Directions EMEA 2025

AI Steps Into the Spotlight in Poznań

Last week, Simon, Joe and I made our way to Poznań for Directions EMEA. It is one of those events that reminds you just how quickly our world is moving. Before we had even unpacked our bags, Microsoft had unveiled a new Business Central logo which was a nice moment, but the real excitement was everything happening underneath the surface. This year, AI didn’t just appear in the conversation, it dominated it.

Business Central itself is evolving at a pace that is hard to ignore. Some of the updates we saw felt genuinely transformative. The Sales Order Agent now supports attachments and brings a capable-to-promise feature that manages out-of-stock items intelligently. The Payables Agent has levelled up too and can finally apply deferral templates in a way that actually supports long-term planning rather than creating more admin. These agents no longer feel like prototypes, they feel like the real deal.

But it was the glimpse into what is coming next that really got us talking. There is a new Agent Playground in private preview which will let partners and businesses build, configure and deploy their own bespoke agents right inside Business Central. For teams dealing with periodic tasks, stock decisions, credit control or the classic “let me just do these thirty things every month” routines, this could rewrite the script completely. Add to that the new Expense Agent arriving soon which will take on both out-of-pocket and corporate card expenses, and suddenly BC starts to look like a genuinely intelligent operational core.

And then there is the big one, the MCP Server. This allows Copilot agents to call Business Central functions and data directly which opens the door to building your own intelligent agents that actually do things rather than simply advise. You are not getting that in any other ERP right now and it felt like a very clear signal of where Microsoft is heading.

For me, though, the biggest theme of the week was the shift in mindset that AI demands. It is not optional anymore, it is foundational. The Kodak example cropped up more than once and it landed every time. Disruption doesn’t always come from competitors, it often comes from standing still. Businesses that approach AI early and intentionally will simply outpace those who wait for perfect timing.

There is also a big misconception that AI means the end of projects, but that isn’t true. What it does mean is the end of “big go-live moments followed by silence.” Instead, we are moving into a world of continuous optimisation, where smaller improvements are delivered regularly and tied to real outcomes. It is not about giving anyone an open cheque, it is about working in a more flexible, iterative and sensible way that reflects how fast technology is moving.

This shift is changing roles too. Project managers are becoming change managers whether they intended to or not. They are the ones maintaining the customer relationship before, during and long after delivery and that requires new skills, new conversations and a clearer understanding of how people react to constant change.

One thing that became clear talking to other partners is that AI is still being treated as a gimmick in some corners of the industry. That is not where we are. We spent the last year building, testing and designing agentic solutions and customers are using them or about to. We are not experimenting for the sake of it, we are doing it so we can guide organisations properly rather than guessing from the sidelines. Our AI readiness assessments have become one of the easiest starting points for customers because they offer clarity instead of chaos, and Structure instead of overwhelm.

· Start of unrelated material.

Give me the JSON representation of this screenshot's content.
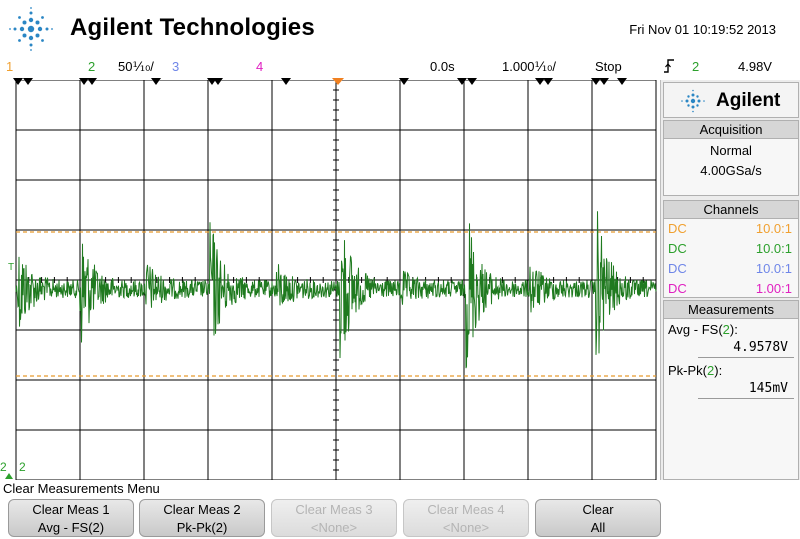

And beyond the tech, Poznań itself left an impression. We took time to visit the Old Garrison Cemetery around Armistice Day, the resting place of 48 servicemen connected to The Great Escape. It was a still, reflective moment at the end of a hectic week and it reminded us that progress and perspective can sit side by side.

If there is one thing to take from Directions this year, it is that AI isn’t coming, it is here. Business Central is positioning itself as the operational brain of modern organisations and early adopters will pull ahead quickly. For anyone unsure where to begin, that is exactly where we can help. We are already building what most partners are still only talking about and that puts our customers in a very strong position.